Mit dem Rockalbum verabschiedet sich Der Skeptiker – Eugen B, so der offizielle Name für das Solo-Projekt, für eine CD-Länge vom »energetischen, elektrisierenden und euphorisierenden Punkrock«, wie es in der Presseinformation heißt. Geblieben sind jedoch seine klugen deutschen Texte, mit denen der Künstler punktet. Das trifft auf seine angestammten ebenso wie auf "Innenfrost" zu. Die Skeptiker sind längst gesamtdeutsch angekommen und touren munter durchs Land. Die aktuelle Tour ist mit "Alles auf Anfang" überschrieben. Der Skeptiker Eugen B veröffentlicht 2023 ein Doppelalbum, das eine andere Facette beschreiben soll. Dafür hat er eigens ein Label mit Namen eubala records gegründet. Der Name "Innenfrost"  ist angelehnt an den gleichnamigen, 2019 erschienenen Gedichtband. Auch dabei handelte es sich um ein Debüt.
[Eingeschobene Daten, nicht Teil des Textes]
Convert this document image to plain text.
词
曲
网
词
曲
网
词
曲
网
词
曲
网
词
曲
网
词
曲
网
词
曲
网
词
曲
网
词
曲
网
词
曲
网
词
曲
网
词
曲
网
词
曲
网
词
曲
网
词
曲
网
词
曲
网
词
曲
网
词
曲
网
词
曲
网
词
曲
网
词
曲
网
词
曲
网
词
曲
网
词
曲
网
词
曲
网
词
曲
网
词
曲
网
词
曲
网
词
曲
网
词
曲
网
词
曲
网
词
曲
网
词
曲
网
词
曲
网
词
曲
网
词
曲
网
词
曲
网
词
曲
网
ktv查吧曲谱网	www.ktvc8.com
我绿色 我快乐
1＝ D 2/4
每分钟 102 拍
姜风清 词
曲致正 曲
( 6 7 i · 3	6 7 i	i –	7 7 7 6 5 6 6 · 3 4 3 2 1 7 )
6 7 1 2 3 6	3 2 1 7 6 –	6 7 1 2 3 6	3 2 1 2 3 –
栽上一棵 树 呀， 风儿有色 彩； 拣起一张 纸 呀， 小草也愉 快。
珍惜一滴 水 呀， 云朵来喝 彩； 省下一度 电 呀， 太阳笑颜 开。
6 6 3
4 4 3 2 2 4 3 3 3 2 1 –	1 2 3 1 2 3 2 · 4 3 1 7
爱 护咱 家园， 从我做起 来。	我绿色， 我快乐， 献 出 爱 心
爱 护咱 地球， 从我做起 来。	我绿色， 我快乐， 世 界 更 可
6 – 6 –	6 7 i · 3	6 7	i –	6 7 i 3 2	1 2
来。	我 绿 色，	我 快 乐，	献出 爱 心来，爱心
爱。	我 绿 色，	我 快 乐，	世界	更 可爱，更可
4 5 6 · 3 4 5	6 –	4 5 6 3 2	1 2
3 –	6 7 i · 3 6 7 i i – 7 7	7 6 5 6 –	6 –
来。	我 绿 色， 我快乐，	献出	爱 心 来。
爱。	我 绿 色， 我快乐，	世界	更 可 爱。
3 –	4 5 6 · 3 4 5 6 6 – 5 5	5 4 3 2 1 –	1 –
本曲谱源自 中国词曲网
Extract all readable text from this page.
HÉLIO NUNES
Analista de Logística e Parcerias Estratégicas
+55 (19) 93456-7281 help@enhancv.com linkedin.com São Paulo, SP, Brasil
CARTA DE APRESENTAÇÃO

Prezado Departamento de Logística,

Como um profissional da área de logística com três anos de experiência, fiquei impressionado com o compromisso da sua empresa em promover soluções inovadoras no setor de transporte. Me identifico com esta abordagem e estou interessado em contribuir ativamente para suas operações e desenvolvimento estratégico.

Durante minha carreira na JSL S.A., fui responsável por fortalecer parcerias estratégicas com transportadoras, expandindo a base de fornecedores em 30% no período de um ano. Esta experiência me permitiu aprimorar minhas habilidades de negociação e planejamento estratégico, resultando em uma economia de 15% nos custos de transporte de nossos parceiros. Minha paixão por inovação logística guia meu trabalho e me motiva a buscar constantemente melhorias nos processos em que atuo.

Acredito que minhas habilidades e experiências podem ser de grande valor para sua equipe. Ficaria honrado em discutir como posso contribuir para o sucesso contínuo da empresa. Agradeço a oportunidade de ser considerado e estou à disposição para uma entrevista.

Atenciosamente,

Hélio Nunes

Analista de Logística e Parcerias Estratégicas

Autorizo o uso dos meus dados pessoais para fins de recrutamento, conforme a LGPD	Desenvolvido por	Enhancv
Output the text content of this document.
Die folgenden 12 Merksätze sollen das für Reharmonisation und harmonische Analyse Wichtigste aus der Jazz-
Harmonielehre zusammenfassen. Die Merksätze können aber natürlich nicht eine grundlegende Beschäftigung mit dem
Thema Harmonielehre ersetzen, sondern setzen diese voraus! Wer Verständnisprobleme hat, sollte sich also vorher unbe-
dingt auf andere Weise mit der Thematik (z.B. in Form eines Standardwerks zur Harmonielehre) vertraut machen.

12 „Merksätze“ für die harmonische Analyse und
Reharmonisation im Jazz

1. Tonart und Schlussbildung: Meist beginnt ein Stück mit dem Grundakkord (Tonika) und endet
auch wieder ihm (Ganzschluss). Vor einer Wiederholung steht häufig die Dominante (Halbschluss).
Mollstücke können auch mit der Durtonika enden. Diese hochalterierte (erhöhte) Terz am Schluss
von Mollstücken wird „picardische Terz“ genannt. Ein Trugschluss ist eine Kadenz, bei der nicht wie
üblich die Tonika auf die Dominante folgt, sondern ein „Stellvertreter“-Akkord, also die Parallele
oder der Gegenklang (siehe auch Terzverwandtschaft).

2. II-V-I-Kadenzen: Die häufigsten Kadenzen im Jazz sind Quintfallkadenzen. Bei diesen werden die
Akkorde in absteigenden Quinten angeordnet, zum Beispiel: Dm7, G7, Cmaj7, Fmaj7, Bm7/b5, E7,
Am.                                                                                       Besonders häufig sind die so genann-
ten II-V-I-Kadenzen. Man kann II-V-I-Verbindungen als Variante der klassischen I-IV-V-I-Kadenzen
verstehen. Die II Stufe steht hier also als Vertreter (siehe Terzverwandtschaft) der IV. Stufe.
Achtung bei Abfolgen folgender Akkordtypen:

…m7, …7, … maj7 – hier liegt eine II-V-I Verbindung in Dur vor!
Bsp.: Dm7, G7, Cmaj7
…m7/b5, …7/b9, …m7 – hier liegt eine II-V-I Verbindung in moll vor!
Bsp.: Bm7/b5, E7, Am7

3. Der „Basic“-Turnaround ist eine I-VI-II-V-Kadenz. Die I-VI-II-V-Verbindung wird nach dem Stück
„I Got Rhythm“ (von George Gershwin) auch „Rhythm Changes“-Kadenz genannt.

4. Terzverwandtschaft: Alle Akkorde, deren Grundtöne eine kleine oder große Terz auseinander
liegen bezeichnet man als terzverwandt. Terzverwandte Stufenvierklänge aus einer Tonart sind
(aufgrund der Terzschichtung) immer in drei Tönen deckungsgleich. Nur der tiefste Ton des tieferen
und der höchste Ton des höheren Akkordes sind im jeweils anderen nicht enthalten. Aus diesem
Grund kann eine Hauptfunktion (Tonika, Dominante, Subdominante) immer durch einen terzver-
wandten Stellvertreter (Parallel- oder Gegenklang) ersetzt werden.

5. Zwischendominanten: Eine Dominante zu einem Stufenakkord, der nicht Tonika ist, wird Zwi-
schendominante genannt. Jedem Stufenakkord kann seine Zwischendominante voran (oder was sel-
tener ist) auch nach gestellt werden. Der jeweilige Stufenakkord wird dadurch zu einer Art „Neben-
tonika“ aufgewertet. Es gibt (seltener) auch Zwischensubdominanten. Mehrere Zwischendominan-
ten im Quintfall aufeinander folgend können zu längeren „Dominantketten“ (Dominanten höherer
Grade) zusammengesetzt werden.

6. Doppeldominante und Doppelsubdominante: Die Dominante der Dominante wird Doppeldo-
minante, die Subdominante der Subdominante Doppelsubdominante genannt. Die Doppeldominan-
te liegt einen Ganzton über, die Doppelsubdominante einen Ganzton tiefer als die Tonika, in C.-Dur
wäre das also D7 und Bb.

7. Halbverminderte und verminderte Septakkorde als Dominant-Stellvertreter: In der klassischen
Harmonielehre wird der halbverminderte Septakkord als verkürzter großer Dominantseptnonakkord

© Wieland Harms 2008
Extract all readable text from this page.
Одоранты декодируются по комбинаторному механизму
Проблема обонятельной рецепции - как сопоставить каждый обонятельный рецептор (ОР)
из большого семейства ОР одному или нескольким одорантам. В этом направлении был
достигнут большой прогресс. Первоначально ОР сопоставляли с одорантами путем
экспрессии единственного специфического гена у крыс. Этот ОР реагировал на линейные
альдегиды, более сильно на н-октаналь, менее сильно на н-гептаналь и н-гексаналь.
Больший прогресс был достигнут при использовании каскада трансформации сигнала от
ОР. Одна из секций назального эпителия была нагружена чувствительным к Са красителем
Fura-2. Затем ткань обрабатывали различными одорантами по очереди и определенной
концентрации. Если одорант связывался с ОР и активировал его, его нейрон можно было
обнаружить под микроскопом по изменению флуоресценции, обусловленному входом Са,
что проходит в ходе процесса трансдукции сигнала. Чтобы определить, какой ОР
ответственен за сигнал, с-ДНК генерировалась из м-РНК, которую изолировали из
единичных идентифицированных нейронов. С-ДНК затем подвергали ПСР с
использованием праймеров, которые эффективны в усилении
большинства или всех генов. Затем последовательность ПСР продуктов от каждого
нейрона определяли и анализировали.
»Anders als die Skepiker-Sachen. Das soll aber auch so sein«, beschreibt Eugen B alias Der Skeptiker selbst das eigene Werk. Dennoch blitzt musikalisch an einigen Stellen der Punk auf. Das ist nicht ungewöhnlich und hat seinen Grund allein schon durch das Mitwirken von Gastakteuren, die mit dem Punk eng verbunden sind. "Wohlgesonnen" und "Schizophrenie" lassen beispielsweise Anleihen im Punk erkennen, allein durch Rhythmus und Tempo. Trotzdem bleibt der Anspruch eines Rockalbums zu hören. Eine weitere Gemeinsamkeit mit dem Punk: Es lohnt sich, passend zur Musik aufmerksam dem Text zuzuhören, so wie auf "Unzufrieden". Eine eindeutige Empfehlung mit einem intelligenten Text ist "Ökodiktatur". Eugen Balanskat gehört zu den glaubwürdigen Künstlern, die zeitlose und zugleich hochaktuelle Wortschöpfungen liefern. Kein Widerspruch, sondern die Botschaft eines Musikers, der etwas zu sagen hat oder es sagen will. Mir persönlich geht es so, dass ich mittlerweile vielen Musikern gerade aus dem Punk Rock-Bereich mehr vertrauen kann als den meisten Politikern.

In "Madeleine", "Jede Narbe" und "Ökodiktatur" hören wir Duette. Welche Gastmusiker es im Einzelnen sind, erfahren wir nicht im Booklet, dennoch ist das Booklet inhaltlich und grafisch sehr ansprechend gestaltet. Mein wichtigstes Kriterium sind immer die Texte. Dazu passt emotional gut die Botschaft des Musikers, der hier verlauten lässt: »Ich bedanke mich herzlichst bei allen, die mich so wundervoll unterstützt haben und eine Idee Wirklichkeit werden ließen.« Diese Worte sagen viel über die Motivation des Künstlers aus. Als Anspieltipp für die gesamte CD empfehle ich "Schizophrenie".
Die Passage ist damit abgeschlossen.